Spürbarer Hass

1602

Versöhnung ist wichtig und der Glaube an das Gute ein schöner Wesenszug. Und dann gibt es Situationen, in denen man sieht: Es wird niemals so sein. Bei manchen sitzt der Hass unglaublich tief. Von Alexia Weiss

Um die Ecke hat ein neuer Supermarkt eröffnet, und ich genieße es, dort die meisten Produkte in Bioqualität einkaufen zu können. Ein schöner neuer Supermarkt, hell und freundlich, Einkaufen in angenehmer Atmosphäre. Bis ich dann jüngst bei der Kasse stand, alles, was ich zuvor in das Wagerl gelegt hatte, auf das Fließband schlichtete und den Mann erblickte, der sich hinter mir angestellt hatte.

Sagen wir es einmal so: Immer seltener begegnen einem im Straßenbild Neonazis, die auch wie solche aussehen. Glatze, Springerstiefeln, die typische Jacke, und irgendeine der Textilien war aus einem Camouflagestoff gefertigt. Welches Kleidungsstück das war, kann ich nicht sagen, denn da blieb mein Blick auf seinem Gesicht hängen, nur kurz, denn was ich da sah, war wirklich einzigartig: Er hatte Tätowierungen im Gesicht. Sowohl auf der linken als auch auf der rechten Wange war jeweils eine Buchstabenfolge gestochen worden.

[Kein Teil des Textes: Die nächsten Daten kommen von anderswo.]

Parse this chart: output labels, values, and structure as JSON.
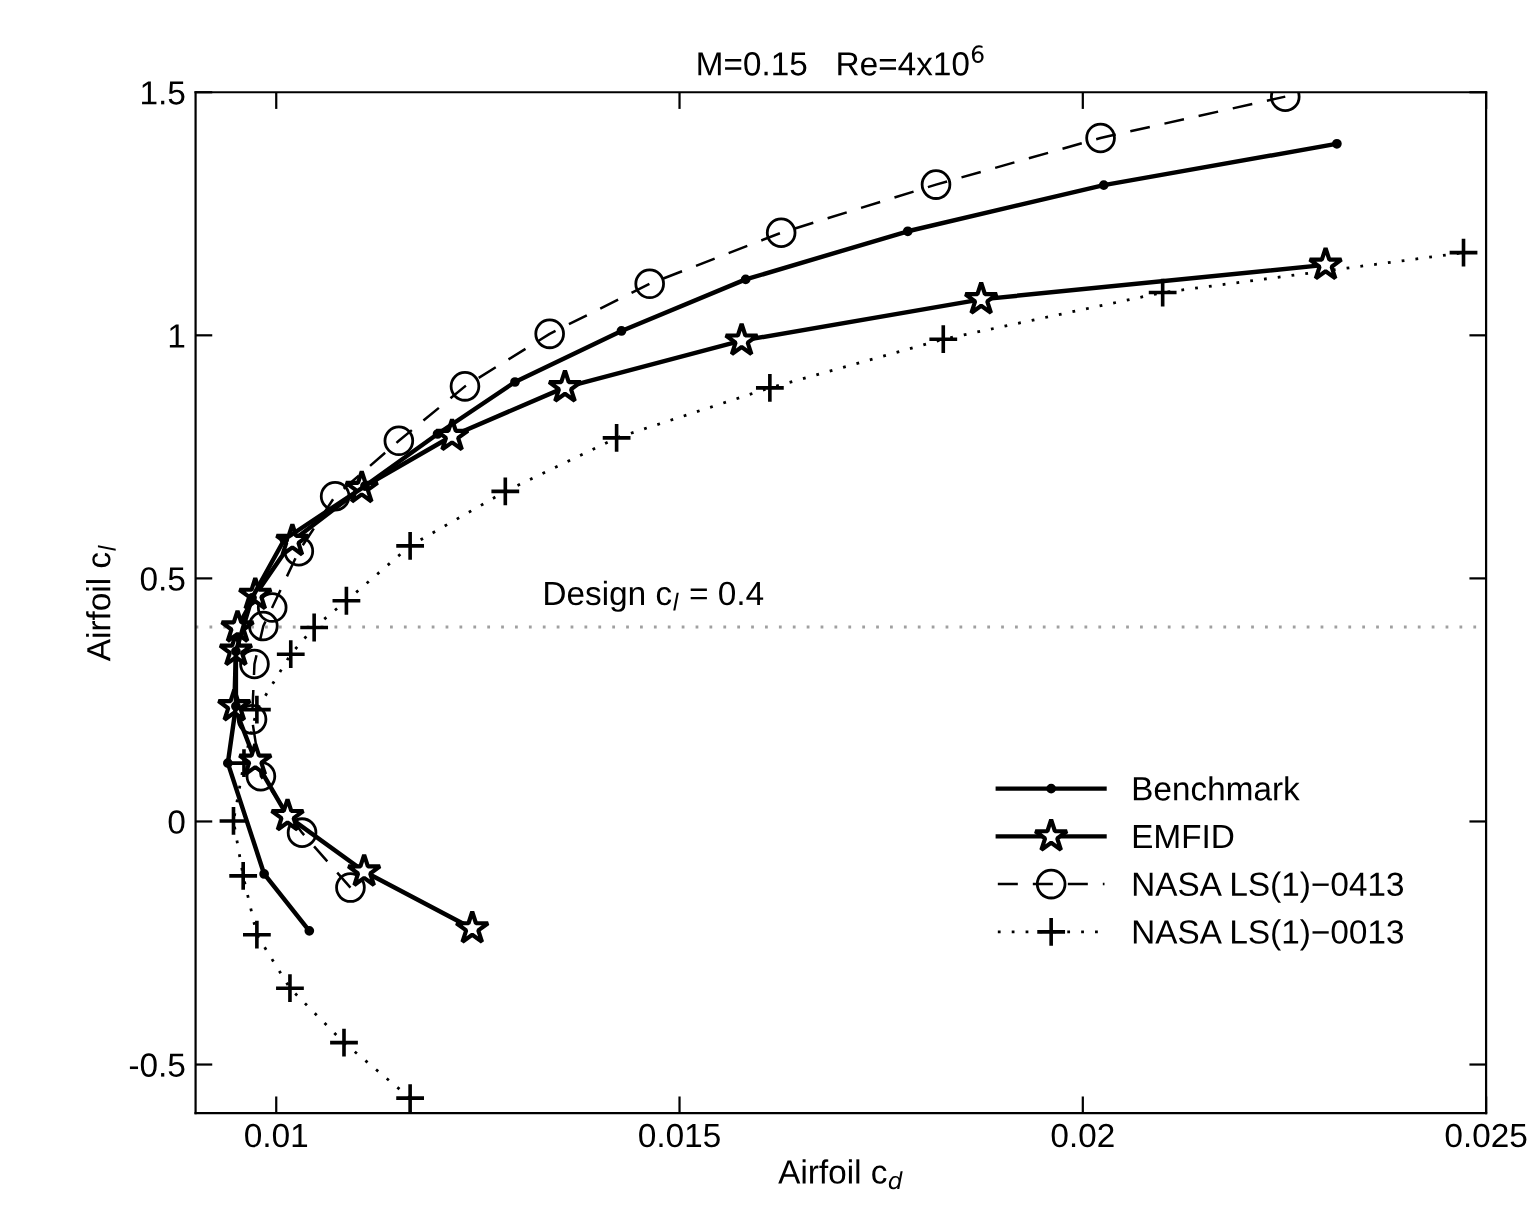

Schon zog die Kassierin meine Einkäufe über den Scanner, und ich hatte alle Hände voll zu tun, die Dinge rasch in meinen Rucksack zu schlichten. Doch die Neugier siegte, und ich wandte mich nochmals zu dem Mann hinter mir um, versuchte zu lesen, was da geschrieben stand. Nein, es gelang mir nicht, die Worte zu entziffern. Und das, obwohl mein Blick wohl ohnehin schon einen Moment zu lange auf dem missmutig dreinschauenden Gesicht des Mannes hängen geblieben war. Denn plötzlich wurde er richtig aggressiv. Brüllte kurz, ob ich etwas von ihm wolle. Ich wandte mich rasch ab, zahlte, beeilte mich, das Geschäft vor ihm zu verlassen, sodass er nicht sehen konnte, welche Richtung ich einschlug.

Ein unangenehmer Moment. Obwohl doch eigentlich nichts passiert war. Er wusste nicht, wer ich war, er konnte nicht einmal hören, ob ich Deutsch sprach. Wenn allerdings schon ein Blick ausreicht, um eine solche Aggression auszulösen, möchte ich nicht wissen, was passiert, wenn solch ein Mensch potenziellen Feinden gegenübersteht.

Wenige Tage später blieb mein Mann vor einem Masten stehen, schüttelte kurz den Kopf, ging weiter. Ich machte die paar Schritte zurück, um nachzuschauen, was dort zu sehen war: Es war ein hasserfüllter Sticker, der gegen Homosexuelle hetzte – grausliche Zeichnung inklusive. Zwei Portionen Hass innerhalb weniger Tage.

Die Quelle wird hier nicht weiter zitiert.